In fact, companies that blog get an average of 55% more web traffic than those that don’t. Here’s why.
Most people use Google as their search engine. In 2011, Google shifted its algorithms to favor newer content over older. Since half of all Internet traffic starts with a search, and a blog is continuously updated, it’s easy to see how blogging can generate more inbound traffic.
If you have a relatively static website, you’re likely falling in the search rankings. If you’re blogging regularly, perhaps just a few times per month, you’re likely rising. People searching for what you do are discovering your business through your blog.
However, it turns out that the joke about blogging may actually be applicable to Facebook and Twitter.
In the beginning, Facebook showed users virtually everything posted by those they followed. This included their friends’ activities and Liked companies’ activities. These days, with so many people and so many companies posting on Facebook, a typical member would receive an estimated 1,500 updates per day. That makes your email inbox look positively peaceful.
So Facebook is now optimizing the content that they present to members. As I understand it, their algorithms now omit display of roughly 80% of potential posts. Facebook is being particularly hard on company posts, unless of course you pay for exposure. According to reliable sources (Time Magazine Online to name one), as of October 2013, just 12% of company posts reached their followers. In February 2014, the rate had fallen to just 6%. By this point in 2014 it’s almost certainly lower… and likely heading for a floor around 1%.
Given that’s on target, let’s say your business has worked really hard to attract 10,000 followers. Each of your posts will soon be seen by just 100 of them. That doesn’t mean that those 100 people are actually paying attention to you. They’ve got 300 other updates to review and they’re not dedicating as much time as before. Yes, my Gen Y son reports that his peers are spending a lot less time on Facebook. In fact, he says that some of his friends consider Facebook to be a tool for “connecting with old people.”
Never have so many companies… said so much… to so few.
Twitter may be even worse. To me, consuming tweets is a lot like listening to live radio. With radio, you turn it on and you’re live in the moment. You don’t care what happened the minute before you tuned in. Nor do you care what’s happening (on the air) after you tune out. It’s a “live time” medium. So (mostly) is Twitter.

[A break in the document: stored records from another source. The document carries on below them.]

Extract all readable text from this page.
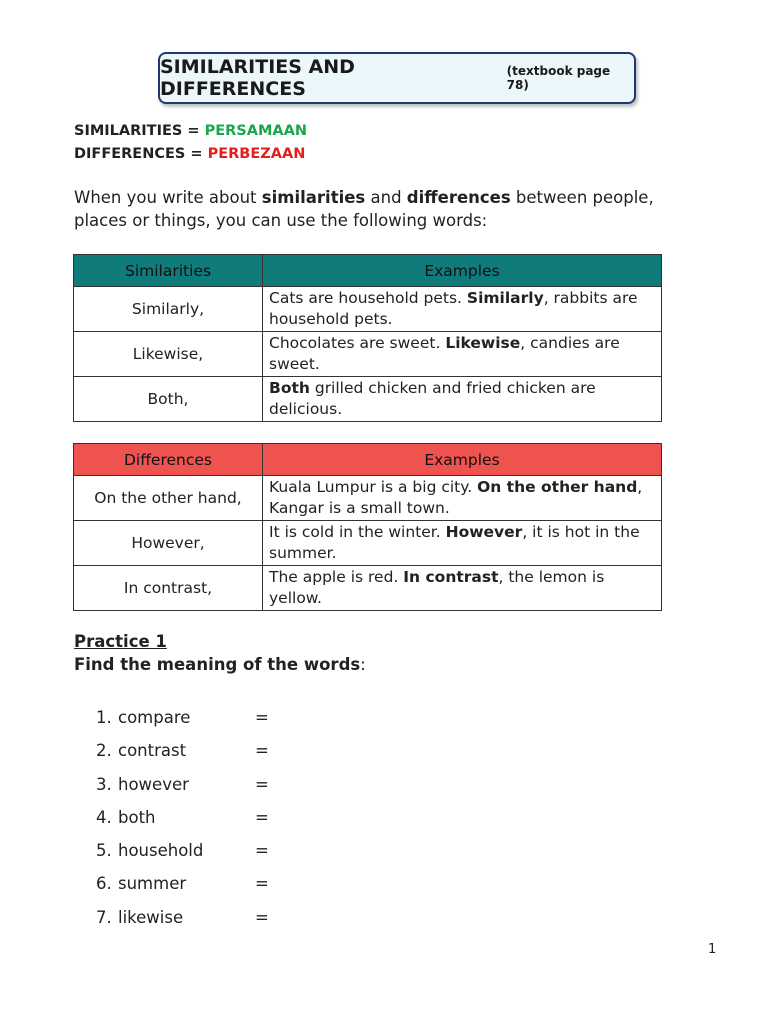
SIMILARITIES AND DIFFERENCES
(textbook page 78)
SIMILARITIES = PERSAMAAN
DIFFERENCES = PERBEZAAN
When you write about similarities and differences between people, places or things, you can use the following words:
Similarities	Examples
Similarly,	Cats are household pets. Similarly, rabbits are household pets.
Likewise,	Chocolates are sweet. Likewise, candies are sweet.
Both,	Both grilled chicken and fried chicken are delicious.
Differences	Examples
On the other hand,	Kuala Lumpur is a big city. On the other hand, Kangar is a small town.
However,	It is cold in the winter. However, it is hot in the summer.
In contrast,	The apple is red. In contrast, the lemon is yellow.
Practice 1
Find the meaning of the words:
1. compare	=
2. contrast	=
3. however	=
4. both	=
5. household	=
6. summer	=
7. likewise	=
1
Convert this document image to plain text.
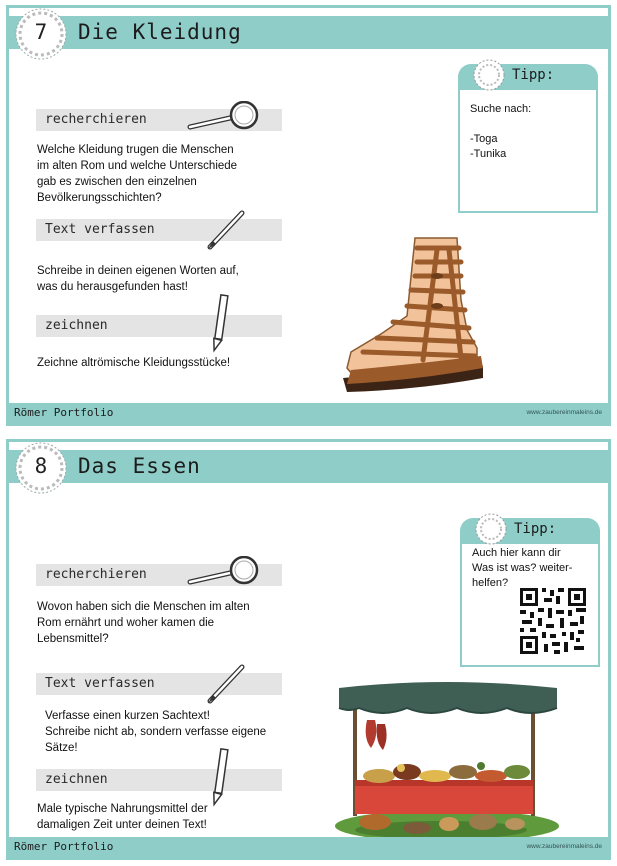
7	Die Kleidung
recherchieren
Welche Kleidung trugen die Menschen
im alten Rom und welche Unterschiede
gab es zwischen den einzelnen
Bevölkerungsschichten?
Text verfassen
Schreibe in deinen eigenen Worten auf,
was du herausgefunden hast!
zeichnen
Zeichne altrömische Kleidungsstücke!
Tipp:
Suche nach:
-Toga
-Tunika
Römer Portfolio	www.zaubereinmaleins.de
8	Das Essen
recherchieren
Wovon haben sich die Menschen im alten
Rom ernährt und woher kamen die
Lebensmittel?
Text verfassen
Verfasse einen kurzen Sachtext!
Schreibe nicht ab, sondern verfasse eigene
Sätze!
zeichnen
Male typische Nahrungsmittel der
damaligen Zeit unter deinen Text!
Tipp:
Auch hier kann dir
Was ist was? weiter-
helfen?
Römer Portfolio	www.zaubereinmaleins.de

Let’s say that the average person spends 15 minutes a day reading or writing on Twitter. That’s probably a high estimate but let’s go with it. 15 minutes represents 1% of their day. Following my live time theory, they’d have just 1% chance of seeing your tweets. Others have estimated that it’s even lower.
So you’ve worked hard to attract 1,000 Twitter followers. You’re actually tweeting to just 10 of them… unless of course you pay.
If you’re measuring your Facebook and Twitter ROI (return on investment) and the services are bringing you boatloads of business, no problem, keep posting and tweeting. If you’re not seeing a return (and a surprising percentage of companies are not), maybe it’s time to focus more on blogging. Given Google’s algorithms and people’s search behavior, it’s a more consistent winner.
I’ve been involved in social media programs with maybe one hundred different companies over the past five years (mostly B2B – business to business). In addition to blogging, I see three other tools that work surprisingly well.
I’m constantly amazed at the impact of YouTube videos, and more recently at the impact of Google+ (Google’s fourth try at social networking). Is it just coincidence that these two Google-owned services generate more inbound search traffic for most companies?
And don’t forget about LinkedIn, a search engine for finding people who would be your employees, your business partners, and your customers. Building a comprehensive LinkedIn Profile (with a current photo please), a strong network of connections, and a great LinkedIn Company Page, works time and again. It’s a consistent social winner for most organizations I’ve seen.